Kompas.com - 02/07/2020, 14:02 WIB

JAKARTA, KOMPAS.com - Status Rancangan Undang-Undang tentang Penghapusan Kekerasan Seksual (RUU PKS) yang diusulkan dihapus dari Prolegnas prioritas 2020, diperdebatkan.

Perdebatan terjadi antara Fraksi PDI Perjuangan dengan Badan Legislasi DPR RI saat rapat kerja terkait evaluasi Prolegnas prioritas 2020 di Kompleks Parlemen, Senayan, Jakarta, Kamis (2/7/2020).

Anggota Komisi VIII DPR RI dari Fraksi PDI-P Diah Pitaloka menjelaskan, berdasarkan surat pimpinan DPR tertanggal 5 Mei 2020, diketahui bahwa pimpinan DPR membatalkan RUU PKS sebagai usulan Komisi VIII dan mengalihkannya kepada Baleg DPR.

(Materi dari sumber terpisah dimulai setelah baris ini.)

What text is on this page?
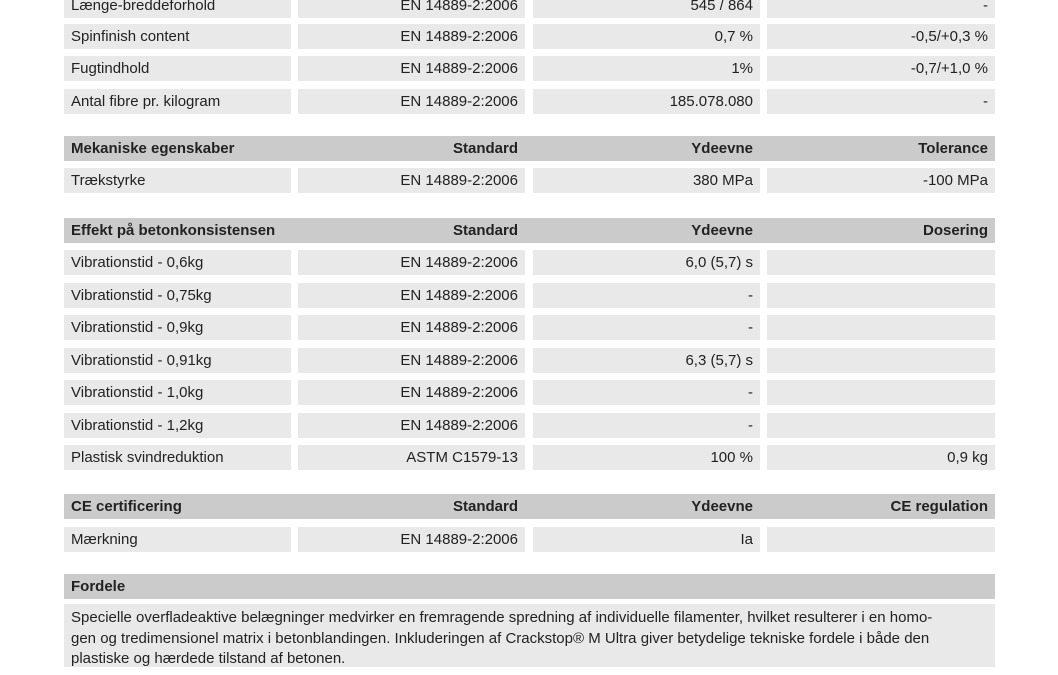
Længe-breddeforhold	EN 14889-2:2006	545 / 864	-
Spinfinish content	EN 14889-2:2006	0,7 %	-0,5/+0,3 %
Fugtindhold	EN 14889-2:2006	1%	-0,7/+1,0 %
Antal fibre pr. kilogram	EN 14889-2:2006	185.078.080	-
Mekaniske egenskaber	Standard	Ydeevne	Tolerance
Trækstyrke	EN 14889-2:2006	380 MPa	-100 MPa
Effekt på betonkonsistensen	Standard	Ydeevne	Dosering
Vibrationstid - 0,6kg	EN 14889-2:2006	6,0 (5,7) s
Vibrationstid - 0,75kg	EN 14889-2:2006	-
Vibrationstid - 0,9kg	EN 14889-2:2006	-
Vibrationstid - 0,91kg	EN 14889-2:2006	6,3 (5,7) s
Vibrationstid - 1,0kg	EN 14889-2:2006	-
Vibrationstid - 1,2kg	EN 14889-2:2006	-
Plastisk svindreduktion	ASTM C1579-13	100 %	0,9 kg
CE certificering	Standard	Ydeevne	CE regulation
Mærkning	EN 14889-2:2006	Ia
Fordele
Specielle overfladeaktive belægninger medvirker en fremragende spredning af individuelle filamenter, hvilket resulterer i en homo-
gen og tredimensionel matrix i betonblandingen. Inkluderingen af Crackstop® M Ultra giver betydelige tekniske fordele i både den
plastiske og hærdede tilstand af betonen.
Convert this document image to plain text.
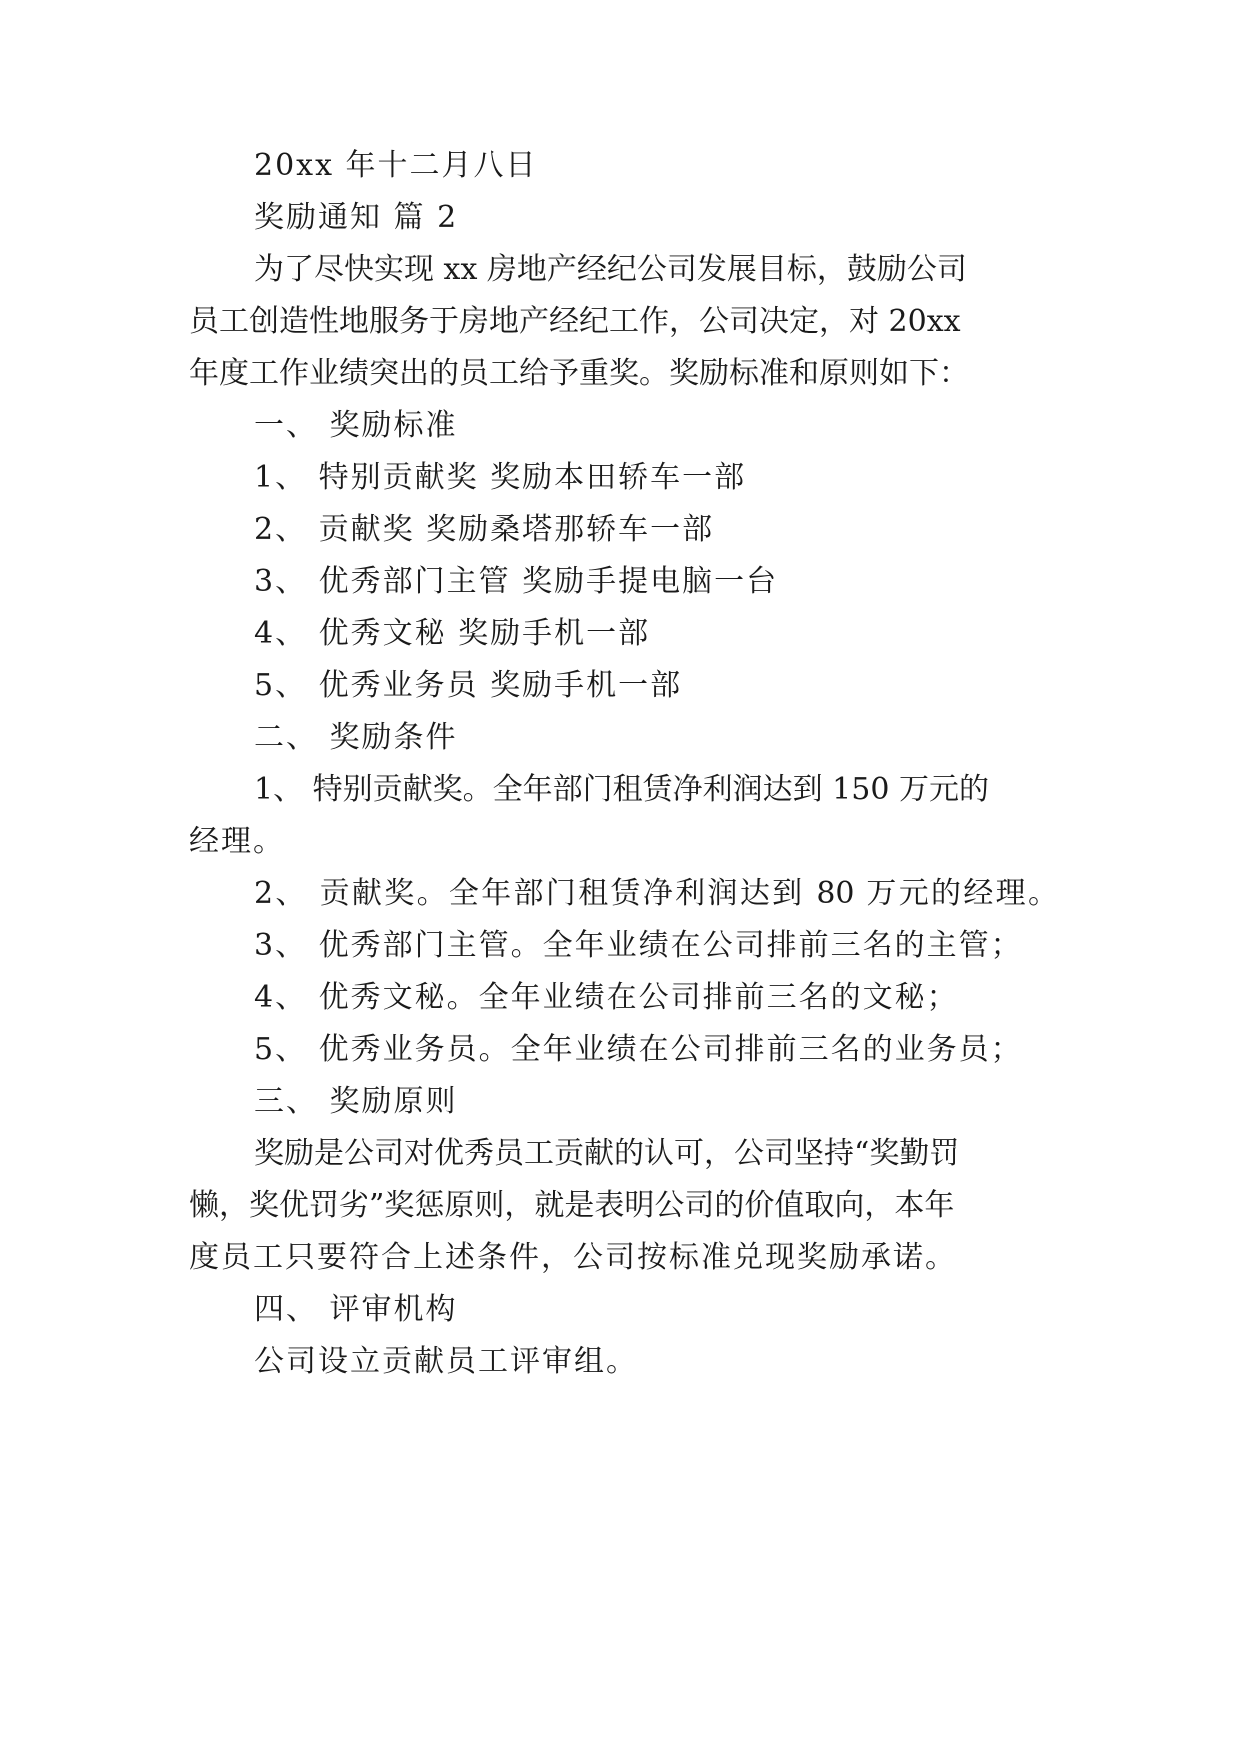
20xx 年十二月八日
奖励通知 篇 2
为了尽快实现 xx 房地产经纪公司发展目标，鼓励公司
员工创造性地服务于房地产经纪工作，公司决定，对 20xx
年度工作业绩突出的员工给予重奖。奖励标准和原则如下：
一、 奖励标准
1、 特别贡献奖 奖励本田轿车一部
2、 贡献奖 奖励桑塔那轿车一部
3、 优秀部门主管 奖励手提电脑一台
4、 优秀文秘 奖励手机一部
5、 优秀业务员 奖励手机一部
二、 奖励条件
1、 特别贡献奖。全年部门租赁净利润达到 150 万元的
经理。
2、 贡献奖。全年部门租赁净利润达到 80 万元的经理。
3、 优秀部门主管。全年业绩在公司排前三名的主管；
4、 优秀文秘。全年业绩在公司排前三名的文秘；
5、 优秀业务员。全年业绩在公司排前三名的业务员；
三、 奖励原则
奖励是公司对优秀员工贡献的认可，公司坚持“奖勤罚
懒，奖优罚劣”奖惩原则，就是表明公司的价值取向，本年
度员工只要符合上述条件，公司按标准兑现奖励承诺。
四、 评审机构
公司设立贡献员工评审组。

"Surat pimpinan DPR kepada pimpinan Badan Legislasi tertanggal 5 Mei 2020 bahwa pembatalan RUU tentang PKS sebagai usul inisiatif Komisi VIII DPR. Sehubungan dengan hal itu, rapat pimpinan DPR menyetujui RUU tentang PKS diserahkan dan dibahas di Baleg DPR," kata Diah.

Baca juga: Nasdem Minta Pembahasan RUU PKS Tetap Dilanjutkan

"Nah berarti, tertanggal 5 mei 2020 itu sudah tidak lagi menjadi usulan Komisi VIII. Itu mohon segera disesuaikan menjadi usulan Baleg," sambung dia.

Ketua Baleg DPR RI Supratman Andi Agtas membantah pernyataan itu.

Ia menekankan, penyusunan RUU PKS dilakukan oleh Komisi VIII serta sudah disahkan dalam rapat paripurna untuk menjadi inisiatif Komisi VIII.

Oleh karenanya, pimpinan DPR tak bisa langsung menyerahkan inisatif RUU tersebut kepada Baleg, tetapi harus melalui mekanisme dalam rapat paripurna.

"Tidak boleh kemudian pimpinan menyerahkan langsung kepada Badan Legislasi. Harus lewat paripurna. Karena ini hasil keputusan paripurna," kata Supratman.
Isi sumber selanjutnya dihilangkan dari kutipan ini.